Deus não poderia ser algo enganador e um não-ser, se fosse assim não teria criado as árvores, os homens e os animais segundo consta na história. É preciso deixar que toda criança possa falar e duvidar até mesmo da existência de Deus. Sim, a dúvida em relação a Deus deve ser aceita porque, segundo Descartes ele poderia ser algo enganador e a dúvida é o princípio do bom filósofo e da filosofia. A criança que duvidar da existência de Deus buscará respostas para tantas indagações ao seu respeito que não podem ser respondidas pelo homem.
Depois de muito comentar sobre as raízes das árvores podemos passar para o seu tronco explorando assim a física. Tudo ao nosso redor é física e passarmos a ensinar as crianças a importância dessa ciência. A física permite-nos conhecer as leis gerais da natureza que regulam o desenvolvimento dos processos que se verificam, tanto no universo circundante como no universo em geral. O objetivo da física consiste em descobrir as leis gerais da natureza e esclarecer, com base nelas, processos concretos. Os cientistas, à medida que se aproximam desse objetivo, vão compreendendo melhor o panorama grandioso e complexo da unidade universal da natureza.
O universo não é um conjunto simples de acontecimentos independentes, mas todos eles constituem manifestações evidentes do universo considerado como um todo. Milhões de acontecimentos físicos ocorrem a cada segundo no universo e nós nem percebemos esses movimentos e transformações que podem ser explosões de estrelas, novos surgimentos de galáxias, asteroides se aproximando da terra e tantos outros elementos em nossa volta que se misturam ao nosso dia a dia e passam despercebidos por nós e pelas crianças que na maioria das vezes estão preocupadas com as tarefas escolares que achamos mais necessárias aos seus conhecimentos que são a matemática e a língua portuguesa.

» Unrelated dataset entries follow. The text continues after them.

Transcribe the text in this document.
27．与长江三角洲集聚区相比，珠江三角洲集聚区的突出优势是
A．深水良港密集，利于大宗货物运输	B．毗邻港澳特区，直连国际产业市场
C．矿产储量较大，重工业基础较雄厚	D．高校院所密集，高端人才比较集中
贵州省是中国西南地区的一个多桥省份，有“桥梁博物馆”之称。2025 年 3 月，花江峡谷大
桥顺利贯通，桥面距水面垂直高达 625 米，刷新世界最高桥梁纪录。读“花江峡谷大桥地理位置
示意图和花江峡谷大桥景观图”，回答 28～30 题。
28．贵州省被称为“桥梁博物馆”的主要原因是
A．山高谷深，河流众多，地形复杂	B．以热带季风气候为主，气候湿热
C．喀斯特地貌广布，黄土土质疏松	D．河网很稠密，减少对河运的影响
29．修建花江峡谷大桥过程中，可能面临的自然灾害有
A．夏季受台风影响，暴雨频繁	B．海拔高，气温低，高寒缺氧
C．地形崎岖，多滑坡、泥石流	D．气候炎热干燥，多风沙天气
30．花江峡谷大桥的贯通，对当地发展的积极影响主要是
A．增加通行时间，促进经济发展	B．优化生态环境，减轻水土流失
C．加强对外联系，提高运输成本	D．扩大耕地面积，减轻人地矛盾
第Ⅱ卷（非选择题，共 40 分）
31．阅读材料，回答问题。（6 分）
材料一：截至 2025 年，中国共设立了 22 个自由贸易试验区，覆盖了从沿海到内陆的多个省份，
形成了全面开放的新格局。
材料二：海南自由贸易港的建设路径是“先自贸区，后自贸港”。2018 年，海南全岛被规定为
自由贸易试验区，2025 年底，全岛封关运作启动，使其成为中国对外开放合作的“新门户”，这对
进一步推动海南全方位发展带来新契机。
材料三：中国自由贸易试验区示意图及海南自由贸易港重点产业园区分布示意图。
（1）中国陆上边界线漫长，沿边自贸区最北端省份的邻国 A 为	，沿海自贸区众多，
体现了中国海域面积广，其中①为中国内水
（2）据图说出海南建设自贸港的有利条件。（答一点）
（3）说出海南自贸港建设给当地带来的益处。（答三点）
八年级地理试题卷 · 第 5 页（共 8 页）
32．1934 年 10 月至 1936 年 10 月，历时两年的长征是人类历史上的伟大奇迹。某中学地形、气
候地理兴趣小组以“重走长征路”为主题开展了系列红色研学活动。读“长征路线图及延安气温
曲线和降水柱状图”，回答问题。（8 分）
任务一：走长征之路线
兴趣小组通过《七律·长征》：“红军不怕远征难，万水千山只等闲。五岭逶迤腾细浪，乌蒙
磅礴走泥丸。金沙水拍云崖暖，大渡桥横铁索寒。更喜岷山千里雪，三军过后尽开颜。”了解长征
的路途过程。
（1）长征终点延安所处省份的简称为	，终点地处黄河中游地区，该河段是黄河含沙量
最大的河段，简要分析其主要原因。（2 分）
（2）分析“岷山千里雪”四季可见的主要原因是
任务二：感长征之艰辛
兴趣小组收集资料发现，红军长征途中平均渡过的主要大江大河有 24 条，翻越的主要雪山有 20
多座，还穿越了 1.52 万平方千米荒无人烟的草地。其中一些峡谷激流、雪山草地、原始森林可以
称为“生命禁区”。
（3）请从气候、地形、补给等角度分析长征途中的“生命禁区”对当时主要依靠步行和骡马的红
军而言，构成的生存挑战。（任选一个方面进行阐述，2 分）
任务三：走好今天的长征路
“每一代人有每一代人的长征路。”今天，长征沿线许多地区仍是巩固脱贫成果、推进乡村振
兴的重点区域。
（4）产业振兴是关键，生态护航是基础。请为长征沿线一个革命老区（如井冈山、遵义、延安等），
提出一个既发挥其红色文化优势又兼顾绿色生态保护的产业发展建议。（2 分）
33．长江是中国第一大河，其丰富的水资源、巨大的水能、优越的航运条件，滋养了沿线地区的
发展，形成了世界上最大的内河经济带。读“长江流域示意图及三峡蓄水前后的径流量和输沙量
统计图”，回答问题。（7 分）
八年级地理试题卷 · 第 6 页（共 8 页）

Na verdade, todas as ciências são necessárias às crianças e deveríamos permitir que elas escolhessem quais gostariam de estudar.
Nos galhos das árvores encontramos as demais ciências e podemos pendurá-las neles para mostrar as crianças o quanto são muitas e quais as que mais elas gostariam de aprender.
Nesses galhos podemos encontrar a moral que é bastante valiosa para os nossos dias atuais. Questionar as crianças o que elas conhecem da moral e para que ela serve, o que nos torna melhores quando usamos da moral e quando somos moralistas. Importante mostrar que as árvores possuem muitos galhos e que novas ciências estão sempre a surgirem com os estudos dos homens. Falar das crianças sobre a moral necessária para as boas relações sociais, fruto da sociologia a qual tanto aspiramos.
A árvore cartesiana tenta explicar a filosofia, mas o professor pode tentar explicar outros conhecimentos com base no exemplo de Descartes. Também deve ser aproveitado o momento do estudo das partes das árvores para explorar cada uma delas e as suas importâncias e benefícios para os homens.
Das raízes podemos fazer chás e remédios, do tronco podemos fazer muitas coisas como casas, o papel que usamos para escrever, fogueiras para nos aquecermos do frio e dos galhos podemos falar das suas importâncias para os pássaros e outros animais que dormem e fazem as suas casas nas árvores. Além de ir falando cada importância de as partes das árvores também falarmos das divisões criadas por Descartes. A dúvida move o homem.
Para finalizar deixo vocês com alguns versos do heterônimo de Fernando Pessoa, mais amado dos ativistas ambientais, Alberto Caeiro que nos diz “Que ideia tenho eu das cousas? / Que opinião tenho sobre as causas e os efeitos? / Que tenho eu meditado sobre Deus e a alma / E sobre a criação do Mundo?”
Que nós possamos ao redor de uma árvore, abraçados a elas ou sentados debaixo das suas copas pensarmos em que ideias temos sobre Deus, as coisas e a alma porque tudo é mistério para nós e para os cientistas ainda hoje. Se Deus existe que ele possa vir nos visitar e conversar um pouco conosco sentados à beira-mar ou à beira de um rio ouvindo o canto de um pássaro… o difícil é diferenciarmos o pássaro de Deus. Eu penso, logo existo!